Tag Archives: Mask of Dimitrios

I Like CASABLANCA…but…

I like the film CASABLANCA.

No, I really like CASABLANCA.

The moment I see that map opening of the film, I stop blinking (except to dismiss the tears) until Rick and Inspector Renaud walk away from the camera into the fog.

Less happily, the moment I see a map opening of any film (Indiana Jones, Mister Moto, Marlin Perkins…), I expect to not blink until Rick and Inspector Renaud walk away from the camera into the fog.

Some days, if I’m asked to name a favorite movie, I will unhesitantly answer; CASABLANCA.

But how many times can you watch it until you have it memorized and inevitably clear every room by singing “As Time Goes By” and “La Marseillaise” with an execrable Vichy accent?

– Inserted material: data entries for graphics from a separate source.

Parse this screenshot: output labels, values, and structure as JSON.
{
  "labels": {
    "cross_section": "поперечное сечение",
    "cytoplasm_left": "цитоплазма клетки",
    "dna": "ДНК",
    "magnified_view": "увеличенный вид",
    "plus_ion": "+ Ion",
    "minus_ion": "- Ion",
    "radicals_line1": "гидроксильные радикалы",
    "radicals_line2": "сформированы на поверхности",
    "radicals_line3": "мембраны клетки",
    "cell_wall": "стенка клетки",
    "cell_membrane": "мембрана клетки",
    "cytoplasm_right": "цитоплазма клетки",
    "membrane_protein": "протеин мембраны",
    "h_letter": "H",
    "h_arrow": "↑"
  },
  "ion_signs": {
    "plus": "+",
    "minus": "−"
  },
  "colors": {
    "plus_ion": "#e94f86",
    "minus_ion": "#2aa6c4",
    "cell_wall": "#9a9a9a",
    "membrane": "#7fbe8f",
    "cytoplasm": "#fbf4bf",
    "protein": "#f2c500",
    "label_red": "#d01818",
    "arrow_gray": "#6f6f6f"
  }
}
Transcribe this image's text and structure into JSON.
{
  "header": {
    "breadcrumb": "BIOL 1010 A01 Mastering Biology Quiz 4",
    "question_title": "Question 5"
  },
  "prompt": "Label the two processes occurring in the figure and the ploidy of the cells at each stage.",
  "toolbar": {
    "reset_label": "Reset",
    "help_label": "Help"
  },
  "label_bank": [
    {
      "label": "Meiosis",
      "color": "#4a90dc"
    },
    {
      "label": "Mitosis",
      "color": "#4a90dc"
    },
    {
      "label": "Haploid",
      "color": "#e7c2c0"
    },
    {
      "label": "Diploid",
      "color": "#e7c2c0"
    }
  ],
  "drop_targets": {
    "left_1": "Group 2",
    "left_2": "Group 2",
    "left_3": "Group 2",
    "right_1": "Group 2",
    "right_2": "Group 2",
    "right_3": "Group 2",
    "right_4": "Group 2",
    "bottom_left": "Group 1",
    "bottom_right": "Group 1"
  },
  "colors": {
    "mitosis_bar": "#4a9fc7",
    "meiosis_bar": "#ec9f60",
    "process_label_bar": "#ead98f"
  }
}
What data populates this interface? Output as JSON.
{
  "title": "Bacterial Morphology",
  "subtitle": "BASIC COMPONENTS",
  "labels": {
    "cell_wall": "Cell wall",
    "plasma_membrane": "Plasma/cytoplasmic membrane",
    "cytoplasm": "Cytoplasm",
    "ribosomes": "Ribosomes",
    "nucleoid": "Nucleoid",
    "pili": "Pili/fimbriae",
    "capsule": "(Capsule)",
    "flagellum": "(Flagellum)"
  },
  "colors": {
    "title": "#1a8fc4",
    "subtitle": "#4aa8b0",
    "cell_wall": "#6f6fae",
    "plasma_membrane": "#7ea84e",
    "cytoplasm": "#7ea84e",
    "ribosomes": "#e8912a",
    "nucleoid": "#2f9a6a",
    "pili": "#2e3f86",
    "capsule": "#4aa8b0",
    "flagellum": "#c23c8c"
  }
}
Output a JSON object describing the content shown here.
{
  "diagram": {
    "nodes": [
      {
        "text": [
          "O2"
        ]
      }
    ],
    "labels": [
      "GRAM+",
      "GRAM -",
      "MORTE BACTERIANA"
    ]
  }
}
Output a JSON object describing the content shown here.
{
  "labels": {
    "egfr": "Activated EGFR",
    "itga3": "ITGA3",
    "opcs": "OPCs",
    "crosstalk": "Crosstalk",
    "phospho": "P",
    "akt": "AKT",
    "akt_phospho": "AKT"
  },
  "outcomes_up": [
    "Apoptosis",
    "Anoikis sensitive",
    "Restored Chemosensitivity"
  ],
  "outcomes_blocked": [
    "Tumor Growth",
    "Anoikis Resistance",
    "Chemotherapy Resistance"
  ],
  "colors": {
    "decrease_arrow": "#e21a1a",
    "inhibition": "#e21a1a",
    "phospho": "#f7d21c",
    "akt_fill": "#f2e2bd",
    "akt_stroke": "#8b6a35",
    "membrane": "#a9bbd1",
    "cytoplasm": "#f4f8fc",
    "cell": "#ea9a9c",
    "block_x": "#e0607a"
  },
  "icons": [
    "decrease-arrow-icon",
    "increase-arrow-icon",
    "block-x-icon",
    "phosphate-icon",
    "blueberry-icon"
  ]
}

You eventually start longing for more.

Yes…

…more like CASABLANCA.

Thank goodness, they’re out there; films that are liberally flavored with spies, bazaars, boozey night-club piano-players, men in fezzes (who don’t ride miniature motorcycles), crooked police authorities, bumbling Nazis, and beautiful women with a back story that involves Paris. The movie may set in the Casbah, Greece, Portugal, Tangiers, or Martinique, but the beautiful women “always have Paris.” Films like PEPE LE MOKO (1937), THE MASK OF DIMITRIOS (1944), and TO HAVE AND HAVE NOT (1944) can assuage the longing to visit Rick’s Café Americaine for a couple of hours.

I’ve recently added two more flicks to this list.

THE GOLDEN SALAMANDER (1950) is set in Portugal and stars Trevor Howard. Mr. Howard’s fine, but others in the cast are more interesting to me. This is one of the first films of Anouk Aimée. She’s 18 years old, and while she’s not yet the luminous beauty she later became, you watch nothing but her when she’s on the screen.

Walter Rilla menaces convincingly, dripping with corruption and lethality. This is not a man I would wish wanted to hurt me or help me…just leave me alone, please.

Wilfrid Hyde-White plays the Hoagy Carmichael/Dooley Wilson piano-player with a soupçon of Walter Brennan. It’s a remarkable departure from the gentle aristocratic characters in which we are accustomed to see him. This ain’t MY FAIR LADY.

One villager rationalizes his lack of protest against the clear evil of local authorities;

“The world has more evil than a dog fleas. We were given eyes, but for our comfort, the wisdom of knowing when to shut them.”

Admirable?

No.

Redolent of segments of today’s American conundrums?

Most certainly.

CANDLELIGHT IN ALGERIA (1943) stars a young James Mason and, again, a wickedly driven Walter Rilla.

But a delightful moment is spun by Pamela Stirling as the tragic Yvette;

“Madame, in love, you can fool a man, you can fool yourself, but you cannot fool another woman.”

In 1943, WWII was still quite in doubt. This closing moment in the film must have been stirring, if troubling;

“I know when I light this candle, I light a flame that will drive the enemy out of Africa, a flame that will be carried across the waters and across the heart of Europe to the very heart of Berlin.”

Feel free to light that candle…and grab a tissue.

The Mask of Dimitrios

Movie night!

At the prompting of my erudite friend Walter Tunis, I watched TCM’s showing of Three Strangers (1946). While I wasn’t as taken with the film or Geraldine Fitzgerald’s performance as Eddie Muller, I was quite arrested by Joan Lorring’s portrayal of Icey.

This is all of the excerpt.